Iesu/虻瀬とテナテル by abuse-ken ~5 minutes This was a recommendation by @aroace-poly-show. There are three versions of this apparently, the original, a remix, and a cover by vflower. I particularly like the piano motif in the original, and the point comes back in with the bass is particularly cool. There are a few very nice cutoff points, one of which the vocals are dropped 2(?) octaves. The remix has a more dense and rich texture but does loss some of the nice rhythms of the original. The final chorus in the remix is particularity powerful, although the original still has it very strong. They are both strong in different aspects and I'm not entirely sure which one I prefer. I don't really know vocaloid enough to comment on the differences with the vflower cover. It sounds a little less shrill to me and generally articulates better, although sounds a bit odd in the higher register (?). The better articulation does give a bit more color I think but I really don't know enough about all of it. I don't particularly understand japanese at all, or the lyrics even after reading the translation but I think I gathered enough to understand and it's sort of what I expected. From the pieces I've heard by Abuse-ken I get the feeling they quite like the repetitive almost circular melodies, something that can get fairly repetitive and dull if done wrong. They however do it very effectively and seem to lean into it a lot with the rest of the arrangement. This style fits very well with the themes of what I can gather from the lyrics and is something they pull of well.
Ralph Vaughan Williams - Symphony no. 7 - Sinfonia Antartica ~42 minutes I saw this one on the shelf and decided the name seemed to cool not to take it. Definitely worth giving a listen to as a piece and glad I found. Apparently it's spelt like that because it's the Italian spelling, although I have no idea why Vaughan Williams put the title in Italian. Maybe just to sound kind of fancy. It's a large 42 minute orchestral piece broken into five movements. It's a fairly large orchestra and happens to have an additional SSA choir, with each movement having unique text in the program notes. The texts are from various different place, such as plays, poems, the bible and Captain Scott's last journal, the captain who lead multiple voyages to Antarctic. If you aren't familiar with the second trip Captain Scott made to Antarctica then all you really need to know is it didn't go well due to bad weather and failing to be retrieved by the ship that was to pick them up.
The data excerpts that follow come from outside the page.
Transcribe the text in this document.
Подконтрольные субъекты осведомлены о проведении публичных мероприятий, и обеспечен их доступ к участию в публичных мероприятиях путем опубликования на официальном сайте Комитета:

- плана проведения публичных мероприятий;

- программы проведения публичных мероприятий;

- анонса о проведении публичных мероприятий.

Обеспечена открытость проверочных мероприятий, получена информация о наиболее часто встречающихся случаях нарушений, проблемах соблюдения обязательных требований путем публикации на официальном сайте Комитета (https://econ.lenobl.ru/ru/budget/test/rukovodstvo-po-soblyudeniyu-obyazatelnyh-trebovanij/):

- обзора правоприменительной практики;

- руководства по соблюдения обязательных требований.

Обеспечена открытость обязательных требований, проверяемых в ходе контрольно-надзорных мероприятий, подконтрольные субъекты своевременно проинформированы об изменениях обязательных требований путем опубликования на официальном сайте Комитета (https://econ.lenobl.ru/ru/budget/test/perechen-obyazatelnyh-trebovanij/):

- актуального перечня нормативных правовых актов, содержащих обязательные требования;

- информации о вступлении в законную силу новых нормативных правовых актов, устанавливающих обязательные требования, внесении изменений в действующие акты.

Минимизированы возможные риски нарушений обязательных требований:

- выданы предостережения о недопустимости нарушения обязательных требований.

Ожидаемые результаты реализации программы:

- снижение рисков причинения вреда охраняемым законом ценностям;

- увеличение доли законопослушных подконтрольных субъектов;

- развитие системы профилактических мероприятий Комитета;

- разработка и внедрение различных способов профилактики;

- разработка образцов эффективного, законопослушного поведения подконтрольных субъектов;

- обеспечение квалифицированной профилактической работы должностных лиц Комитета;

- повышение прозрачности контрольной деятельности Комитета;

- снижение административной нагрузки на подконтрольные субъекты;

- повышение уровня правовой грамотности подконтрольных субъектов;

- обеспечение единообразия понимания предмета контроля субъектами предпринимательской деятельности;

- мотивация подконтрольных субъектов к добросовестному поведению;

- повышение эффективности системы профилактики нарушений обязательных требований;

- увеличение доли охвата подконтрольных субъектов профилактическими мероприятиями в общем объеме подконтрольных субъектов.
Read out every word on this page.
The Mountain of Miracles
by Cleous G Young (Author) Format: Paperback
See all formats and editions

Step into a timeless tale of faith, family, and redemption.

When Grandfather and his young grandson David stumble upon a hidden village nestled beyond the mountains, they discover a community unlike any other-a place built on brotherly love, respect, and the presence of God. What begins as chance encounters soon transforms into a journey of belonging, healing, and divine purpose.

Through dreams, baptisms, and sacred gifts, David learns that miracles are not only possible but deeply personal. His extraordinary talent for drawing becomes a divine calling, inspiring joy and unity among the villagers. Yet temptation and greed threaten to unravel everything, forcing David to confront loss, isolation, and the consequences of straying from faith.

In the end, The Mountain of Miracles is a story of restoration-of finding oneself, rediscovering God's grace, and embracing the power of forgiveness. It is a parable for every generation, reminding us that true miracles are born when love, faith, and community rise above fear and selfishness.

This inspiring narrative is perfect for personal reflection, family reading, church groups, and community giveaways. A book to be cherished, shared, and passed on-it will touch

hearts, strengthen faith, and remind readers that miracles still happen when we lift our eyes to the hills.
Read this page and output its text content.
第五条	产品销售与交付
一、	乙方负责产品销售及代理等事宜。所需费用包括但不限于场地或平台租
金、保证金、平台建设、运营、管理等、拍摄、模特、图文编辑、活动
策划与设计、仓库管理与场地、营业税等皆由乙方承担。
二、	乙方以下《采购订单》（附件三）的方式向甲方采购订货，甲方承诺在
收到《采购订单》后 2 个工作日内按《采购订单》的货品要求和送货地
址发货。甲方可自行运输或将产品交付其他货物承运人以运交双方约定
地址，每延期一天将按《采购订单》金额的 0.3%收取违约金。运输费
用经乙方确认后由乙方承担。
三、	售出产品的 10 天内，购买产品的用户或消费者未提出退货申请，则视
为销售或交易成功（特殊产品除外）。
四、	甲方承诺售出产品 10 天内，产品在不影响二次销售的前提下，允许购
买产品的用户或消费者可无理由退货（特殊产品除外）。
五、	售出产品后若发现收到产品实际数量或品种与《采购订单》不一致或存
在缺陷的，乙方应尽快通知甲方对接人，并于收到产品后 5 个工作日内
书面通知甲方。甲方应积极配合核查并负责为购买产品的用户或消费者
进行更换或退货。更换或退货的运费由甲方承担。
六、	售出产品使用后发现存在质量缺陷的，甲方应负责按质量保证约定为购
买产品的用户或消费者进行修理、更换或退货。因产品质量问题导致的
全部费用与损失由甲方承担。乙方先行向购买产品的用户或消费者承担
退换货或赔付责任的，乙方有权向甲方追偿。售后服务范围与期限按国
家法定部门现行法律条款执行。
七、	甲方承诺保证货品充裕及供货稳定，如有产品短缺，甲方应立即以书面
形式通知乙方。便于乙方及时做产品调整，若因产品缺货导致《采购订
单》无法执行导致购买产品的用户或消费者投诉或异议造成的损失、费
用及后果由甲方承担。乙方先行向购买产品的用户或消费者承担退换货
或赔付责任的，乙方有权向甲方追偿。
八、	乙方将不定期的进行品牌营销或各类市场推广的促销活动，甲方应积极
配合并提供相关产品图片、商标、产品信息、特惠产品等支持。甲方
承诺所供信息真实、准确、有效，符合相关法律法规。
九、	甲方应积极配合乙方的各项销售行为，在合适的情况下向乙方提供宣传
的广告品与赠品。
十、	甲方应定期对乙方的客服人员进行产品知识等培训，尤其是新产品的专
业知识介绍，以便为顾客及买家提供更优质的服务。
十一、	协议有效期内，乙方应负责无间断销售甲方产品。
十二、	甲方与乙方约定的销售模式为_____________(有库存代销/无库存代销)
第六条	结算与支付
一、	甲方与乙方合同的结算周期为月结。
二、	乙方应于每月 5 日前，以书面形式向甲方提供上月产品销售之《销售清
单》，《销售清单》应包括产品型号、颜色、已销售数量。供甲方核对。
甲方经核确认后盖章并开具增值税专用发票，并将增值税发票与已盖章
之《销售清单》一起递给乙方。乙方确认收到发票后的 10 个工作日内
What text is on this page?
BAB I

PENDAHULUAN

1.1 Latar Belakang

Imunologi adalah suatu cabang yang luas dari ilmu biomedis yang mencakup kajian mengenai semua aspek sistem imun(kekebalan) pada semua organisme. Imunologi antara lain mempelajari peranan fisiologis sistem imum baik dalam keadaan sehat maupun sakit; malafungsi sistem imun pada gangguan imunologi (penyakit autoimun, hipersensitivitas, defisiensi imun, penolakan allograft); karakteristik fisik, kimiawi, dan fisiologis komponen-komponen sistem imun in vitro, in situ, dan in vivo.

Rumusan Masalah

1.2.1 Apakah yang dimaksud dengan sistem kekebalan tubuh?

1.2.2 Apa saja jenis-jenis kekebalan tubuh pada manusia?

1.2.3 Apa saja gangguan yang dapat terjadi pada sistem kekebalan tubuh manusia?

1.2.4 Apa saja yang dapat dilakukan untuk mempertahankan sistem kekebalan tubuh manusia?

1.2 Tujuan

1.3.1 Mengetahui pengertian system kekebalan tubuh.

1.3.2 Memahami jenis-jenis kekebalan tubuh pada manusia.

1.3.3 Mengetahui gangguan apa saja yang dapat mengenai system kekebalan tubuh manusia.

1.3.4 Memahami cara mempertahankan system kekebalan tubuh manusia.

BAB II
The first movement is very nice and there is some really nice use of celeste, glock and xylophone to create some nice textures. Additionally the use of the choir and soprano soloist to simply add texture by only singing 'ahh' rather than any distinctive words really adds to the effect here. The second movement is a scherzo, and once again uses the extended orchestra and percussion instruments to great effect, particularly with some nice polyrhythms in there to get the texture nice and thick. The third movement is wild. The title itself, 'Landscape: Lento (slow)' is already very evocative of the harsh environment of Antarctica. All the slow moving lines that slowly go in different directions in some of the more dense choral sections are very cool, and the organ solo towards the end is phenomenal, something that would be far more power in person with the full effect of an organ. There is no break between the third and fourth movement. Nothing really unique to comment on this one but it's very good and plenty of nice melodies and textures here. The final movement was far more explosive than I was anticipating, particularly knowing how Scott's story ends and reading the text that goes along with this movement. The return of the choir singing without words is a very nice touch. The choir and the wind machine in combination is such a fascinating sound and not one I've ever seen written into music like this.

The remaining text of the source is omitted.